Paul McCartney remains “very sad” over John Lennon and George Harrison’s deaths
With the release of his twentieth solo album, The Boys of Dungeon Lane, Paul McCartney is looking back at those who are no longer by his side.
The singer-songwriter has admitted in a new interview that he often gets “very sad” over the untimely passing of his former Beatles bandmates, John Lennon and George Harrison.
McCartney’s new full-length album, which also includes his first official solo collaboration with Ringo Starr, was announced to the world as a feat of “rare openness about his childhood in post-war Liverpool, the resilience of his parents, and early adventures shared with George Harrison and John Lennon long before the world had ever heard of Beatlemania.”
In keeping with this theme, in a new interview with The Guardian, McCartney reflected on a lesson Beatles producer George Martin once shared with him, saying that as you get older, “all your mates start popping off”.
The words have been ringing around his brain for quite some time: “Now I’m probably at that age,” McCartney admitted, “and I’m very conscious of that, having lost John and George– two big touchstones for anything we’re talking about.”
Earnestly, he continued, “You do miss them.
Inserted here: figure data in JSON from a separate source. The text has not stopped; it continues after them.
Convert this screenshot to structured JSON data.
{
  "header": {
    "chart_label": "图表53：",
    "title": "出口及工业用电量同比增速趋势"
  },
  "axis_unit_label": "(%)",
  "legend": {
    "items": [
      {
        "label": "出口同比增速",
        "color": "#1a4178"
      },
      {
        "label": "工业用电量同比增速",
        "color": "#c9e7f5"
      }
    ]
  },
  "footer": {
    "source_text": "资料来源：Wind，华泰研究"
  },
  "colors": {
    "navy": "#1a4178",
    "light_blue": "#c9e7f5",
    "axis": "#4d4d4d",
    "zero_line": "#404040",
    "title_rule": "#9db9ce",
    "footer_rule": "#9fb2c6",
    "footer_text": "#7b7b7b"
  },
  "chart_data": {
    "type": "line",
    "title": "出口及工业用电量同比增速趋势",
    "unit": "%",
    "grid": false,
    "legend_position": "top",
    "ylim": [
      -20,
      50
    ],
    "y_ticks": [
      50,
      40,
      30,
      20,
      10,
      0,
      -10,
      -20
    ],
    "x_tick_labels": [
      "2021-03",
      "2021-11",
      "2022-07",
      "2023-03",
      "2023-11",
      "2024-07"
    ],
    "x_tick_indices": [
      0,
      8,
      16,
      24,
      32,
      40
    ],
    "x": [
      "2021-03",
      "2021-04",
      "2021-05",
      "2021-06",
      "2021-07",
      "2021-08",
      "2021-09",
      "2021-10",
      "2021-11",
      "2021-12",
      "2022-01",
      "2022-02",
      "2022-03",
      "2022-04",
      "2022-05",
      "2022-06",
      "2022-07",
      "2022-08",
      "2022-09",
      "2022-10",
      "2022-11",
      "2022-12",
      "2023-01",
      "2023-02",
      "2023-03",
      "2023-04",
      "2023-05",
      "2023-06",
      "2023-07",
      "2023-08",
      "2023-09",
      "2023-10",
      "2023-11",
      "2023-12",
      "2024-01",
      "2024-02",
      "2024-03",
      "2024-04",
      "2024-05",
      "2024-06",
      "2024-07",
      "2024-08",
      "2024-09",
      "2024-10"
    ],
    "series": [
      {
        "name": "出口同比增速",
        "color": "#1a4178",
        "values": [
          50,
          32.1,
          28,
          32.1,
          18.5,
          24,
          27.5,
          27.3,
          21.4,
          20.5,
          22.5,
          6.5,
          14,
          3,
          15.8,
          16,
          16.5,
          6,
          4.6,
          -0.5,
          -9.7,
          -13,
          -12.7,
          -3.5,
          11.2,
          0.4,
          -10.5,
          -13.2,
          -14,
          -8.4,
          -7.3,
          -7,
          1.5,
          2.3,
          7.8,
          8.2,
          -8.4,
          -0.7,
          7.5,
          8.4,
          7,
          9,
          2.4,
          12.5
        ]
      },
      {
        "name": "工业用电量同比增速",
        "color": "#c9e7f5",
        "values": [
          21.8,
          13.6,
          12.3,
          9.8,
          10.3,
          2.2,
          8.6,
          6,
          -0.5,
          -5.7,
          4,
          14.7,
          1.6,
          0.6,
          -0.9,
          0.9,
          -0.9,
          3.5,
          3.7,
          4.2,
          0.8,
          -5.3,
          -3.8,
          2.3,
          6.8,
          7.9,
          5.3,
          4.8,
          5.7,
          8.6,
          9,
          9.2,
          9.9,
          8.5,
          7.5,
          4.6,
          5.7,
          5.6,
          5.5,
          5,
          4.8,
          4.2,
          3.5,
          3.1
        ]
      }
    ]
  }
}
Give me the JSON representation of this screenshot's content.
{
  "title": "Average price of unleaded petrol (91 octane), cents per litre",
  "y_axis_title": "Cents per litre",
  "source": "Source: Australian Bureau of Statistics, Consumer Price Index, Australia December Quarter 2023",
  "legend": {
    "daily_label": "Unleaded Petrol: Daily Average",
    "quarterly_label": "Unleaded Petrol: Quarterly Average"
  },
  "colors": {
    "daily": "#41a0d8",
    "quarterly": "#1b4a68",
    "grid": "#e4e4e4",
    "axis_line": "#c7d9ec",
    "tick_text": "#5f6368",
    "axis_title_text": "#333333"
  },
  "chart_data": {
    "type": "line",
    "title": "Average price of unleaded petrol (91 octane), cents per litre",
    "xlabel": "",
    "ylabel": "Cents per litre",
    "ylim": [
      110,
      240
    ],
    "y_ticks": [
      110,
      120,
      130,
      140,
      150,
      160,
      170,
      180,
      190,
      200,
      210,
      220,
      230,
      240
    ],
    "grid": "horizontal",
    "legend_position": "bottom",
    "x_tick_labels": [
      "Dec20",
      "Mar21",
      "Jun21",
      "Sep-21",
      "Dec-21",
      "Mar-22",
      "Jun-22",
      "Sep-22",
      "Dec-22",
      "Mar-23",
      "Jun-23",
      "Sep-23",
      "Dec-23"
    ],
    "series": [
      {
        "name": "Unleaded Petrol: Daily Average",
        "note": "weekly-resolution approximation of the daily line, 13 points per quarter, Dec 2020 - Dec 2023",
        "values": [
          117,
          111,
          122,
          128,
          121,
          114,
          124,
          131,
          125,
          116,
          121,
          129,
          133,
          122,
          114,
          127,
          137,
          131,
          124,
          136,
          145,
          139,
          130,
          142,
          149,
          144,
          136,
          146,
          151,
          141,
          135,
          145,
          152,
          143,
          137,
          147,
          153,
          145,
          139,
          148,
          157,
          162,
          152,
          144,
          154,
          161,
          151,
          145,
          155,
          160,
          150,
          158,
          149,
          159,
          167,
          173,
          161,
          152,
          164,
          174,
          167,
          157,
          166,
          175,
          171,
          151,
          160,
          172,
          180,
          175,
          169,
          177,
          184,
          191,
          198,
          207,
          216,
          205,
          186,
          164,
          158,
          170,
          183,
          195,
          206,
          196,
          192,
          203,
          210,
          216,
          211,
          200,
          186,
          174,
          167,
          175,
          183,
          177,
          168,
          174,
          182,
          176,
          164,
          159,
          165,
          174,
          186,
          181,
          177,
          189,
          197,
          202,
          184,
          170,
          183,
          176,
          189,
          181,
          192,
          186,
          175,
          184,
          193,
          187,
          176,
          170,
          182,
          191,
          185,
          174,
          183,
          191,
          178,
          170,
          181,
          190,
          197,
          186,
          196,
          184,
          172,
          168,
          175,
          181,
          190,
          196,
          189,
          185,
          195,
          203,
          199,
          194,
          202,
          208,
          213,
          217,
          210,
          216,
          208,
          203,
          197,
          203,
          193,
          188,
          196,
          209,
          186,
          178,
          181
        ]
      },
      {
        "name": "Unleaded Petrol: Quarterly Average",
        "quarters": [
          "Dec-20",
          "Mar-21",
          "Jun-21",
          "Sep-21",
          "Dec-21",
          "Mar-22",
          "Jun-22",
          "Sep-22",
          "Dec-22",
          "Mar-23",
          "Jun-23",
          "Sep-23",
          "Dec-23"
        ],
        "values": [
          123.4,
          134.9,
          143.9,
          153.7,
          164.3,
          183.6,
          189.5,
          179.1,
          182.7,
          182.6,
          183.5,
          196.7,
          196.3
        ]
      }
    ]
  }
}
I start to get very sad, and I have to think, Wow, wait a minute, everyone misses them, it’s not just me.”
For McCartney, considering his mourning as part of collective suffering helps ease the pain of grief. He added, “So that makes me feel a bit better. I think: Well, sod it, it’s life, and it’s what we’ve got.”
McCartney has found other ways to honour his friends, sharing that he still feels Lennon by his side as he writes: “My collaborator was probably one of the best writers of the century, so, yeah, you’re going to miss him,” McCartney reflected.
He added, “But when I write [about a specific place], I kind of know he would’ve known it.” When McCartney conjures up Liverpudlian specificities in song, he “Can gauge his reaction: that’s good, stick that in.”
Elsewhere in the interview, the 83-year-old admitted that he isn’t a big fan of the current administration in America, sharing his thoughts on Donald Trump: “Who would’ve ever thought you’d have an American president like that?” he asked incredulously.
In a less formal interview on TikTok Live, McCartney finally admitted that the Beatles are his favourite band: “I think The Beatles were the greatest band ever. I’m a fan,” he told thousands watching online.
In a four-star review of the new album, Far Out called out McCartney’s visions of home, observing, “No matter where he’s been, he knows where he came from, to borrow a phrase, and it’s generally quite rewarding to go time-travelling with him, even if we’ll never be able to fully separate the man from the Beatle.”